Nous n'avons pas émis d'avis défavorable sur ce point, car cette proximité accrue peut avoir un intérêt. Cependant, nous attirons votre attention sur le coût éventuel de cette réforme. Vous proposez la création de cinq à six chambres territoriales, en précisant que les salles d'audience seront celles des cours administratives d'appel. Nous avons quelques doutes quant au niveau des investissements qui seront nécessaires…
Sans vouloir polémiquer, je vous rappelle, même si vous avez déjà bien en tête cet élément, que, avant de lancer votre réforme, l'État avait décidé de doter la CNDA de nouveaux locaux, qui seront inaugurés dans un peu plus de deux ans. Nous ne voudrions pas que, à la date de l'inauguration, de nombreux mètres carrés se révèlent finalement inutiles en raison de la création des chambres territoriales survenue dans l'intervalle. Nous espérons que vous saurez vous en assurer.
J'en arrive au sujet soulevé par les auteurs de ces amendements, qui visent exclusivement la composition de la chambre de jugement.
M. le ministre nous a déjà donné deux éléments de réponse.

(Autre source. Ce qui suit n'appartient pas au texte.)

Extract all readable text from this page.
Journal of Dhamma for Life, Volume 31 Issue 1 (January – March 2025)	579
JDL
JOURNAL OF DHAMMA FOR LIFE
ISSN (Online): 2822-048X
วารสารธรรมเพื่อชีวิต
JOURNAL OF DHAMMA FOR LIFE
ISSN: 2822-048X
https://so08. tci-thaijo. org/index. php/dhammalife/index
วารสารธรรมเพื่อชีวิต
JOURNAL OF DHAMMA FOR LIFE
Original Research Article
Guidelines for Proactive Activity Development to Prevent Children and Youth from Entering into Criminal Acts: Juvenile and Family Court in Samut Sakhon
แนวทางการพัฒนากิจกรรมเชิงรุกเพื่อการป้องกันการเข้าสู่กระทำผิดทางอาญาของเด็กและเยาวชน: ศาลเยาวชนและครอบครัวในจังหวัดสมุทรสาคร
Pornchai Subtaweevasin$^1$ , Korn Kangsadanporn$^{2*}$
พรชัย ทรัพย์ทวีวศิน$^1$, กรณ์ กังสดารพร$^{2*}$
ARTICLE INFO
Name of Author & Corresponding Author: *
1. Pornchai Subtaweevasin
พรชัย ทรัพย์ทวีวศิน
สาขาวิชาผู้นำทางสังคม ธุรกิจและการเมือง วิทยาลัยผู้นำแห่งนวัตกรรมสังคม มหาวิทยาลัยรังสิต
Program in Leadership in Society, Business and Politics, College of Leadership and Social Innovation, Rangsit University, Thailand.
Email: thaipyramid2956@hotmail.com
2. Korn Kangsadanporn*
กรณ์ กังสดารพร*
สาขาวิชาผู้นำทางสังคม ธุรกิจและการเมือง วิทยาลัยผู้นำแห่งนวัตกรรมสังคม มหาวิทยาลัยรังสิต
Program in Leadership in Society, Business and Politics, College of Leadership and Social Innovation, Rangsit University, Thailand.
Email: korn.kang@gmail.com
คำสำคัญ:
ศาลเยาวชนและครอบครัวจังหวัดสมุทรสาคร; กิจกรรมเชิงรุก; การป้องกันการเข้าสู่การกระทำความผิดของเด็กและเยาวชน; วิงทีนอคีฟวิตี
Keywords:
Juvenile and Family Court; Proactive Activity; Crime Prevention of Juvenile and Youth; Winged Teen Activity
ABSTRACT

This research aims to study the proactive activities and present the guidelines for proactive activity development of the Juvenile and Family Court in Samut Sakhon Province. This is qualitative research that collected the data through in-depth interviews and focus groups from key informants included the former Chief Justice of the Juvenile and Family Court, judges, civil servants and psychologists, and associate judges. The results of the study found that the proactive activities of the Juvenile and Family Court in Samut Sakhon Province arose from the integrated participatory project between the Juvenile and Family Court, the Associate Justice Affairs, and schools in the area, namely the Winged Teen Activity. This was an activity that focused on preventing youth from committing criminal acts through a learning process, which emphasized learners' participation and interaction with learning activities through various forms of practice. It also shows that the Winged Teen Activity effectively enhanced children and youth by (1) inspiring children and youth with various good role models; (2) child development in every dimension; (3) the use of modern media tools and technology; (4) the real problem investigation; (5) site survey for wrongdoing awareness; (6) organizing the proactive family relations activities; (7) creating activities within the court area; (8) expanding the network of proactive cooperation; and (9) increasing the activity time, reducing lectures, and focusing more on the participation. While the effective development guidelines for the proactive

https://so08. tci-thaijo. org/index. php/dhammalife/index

Premièrement, la plupart des pays européens fonctionnent de cette manière.
Deuxièmement, nous avons interrogé les associations, et aucune ne s'est plainte : en effet, le taux d'approbation et de rejet par les juges uniques et par les formations collégiales est exactement le même.
Il n'y a donc pas de problème selon nous. Toutefois, si vous avez un doute, je voudrais vous donner deux arguments supplémentaires.
Tout d'abord, la CNDA se situe dans l'environnement du Conseil d'État, si j'ose dire. C'est un conseiller d'État qui la préside, et le Conseil d'État est le juge de cassation de cette cour. Or le Conseil d'État a une culture de la collégialité. Ne vous inquiétez donc pas : si un problème se pose en la matière, le Conseil d'État y remédiera.
Ensuite, chers collègues, il me semble que votre lecture du texte concerné est partielle : vous omettez notamment ce qui constitue la clé de sa rédaction et qui, sans être discourtois vis-à-vis des services de M. le ministre, est caractéristique de la section du contentieux du Conseil d'État.
En effet, selon cette rédaction, le président de la CNDA ou de la formation en juridiction peut renvoyer devant une formation collégiale « s'il estime qu'elle pose une question qui le justifie ».
La formule est extrêmement large : à tout moment, la CNDA peut renvoyer le jugement à une formation collégiale. Certes, la notion de « difficulté sérieuse » aurait semblé plus familière aux juristes, mais, dans son avis sur le projet de loi publié le 26 janvier 2023, le Conseil d'État a préféré lui substituer celle qui a été précédemment citée ; si elle est inhabituelle, cette rédaction est la seule possible et la plus pertinente.
En effet, une affaire peut apparaître « sérieuse » au mois de novembre 2023, mais présenter beaucoup moins de difficultés un an plus tard au regard de l'évolution de la situation géopolitique du pays ; à l'inverse, un pays dont la situation ne pose a priori pas de difficultés peut en révéler d'importantes quelques mois plus tard.
La rédaction que je vous ai lue signifie donc que le président de la CNDA, à tout moment, peut orienter les dossiers suivant la complexité de la situation à évaluer. Il s'agit tout simplement de tenir compte de l'évolution de la situation géopolitique. C'est une rédaction de bon goût !
J'émets donc un avis défavorable sur ces quatre amendements.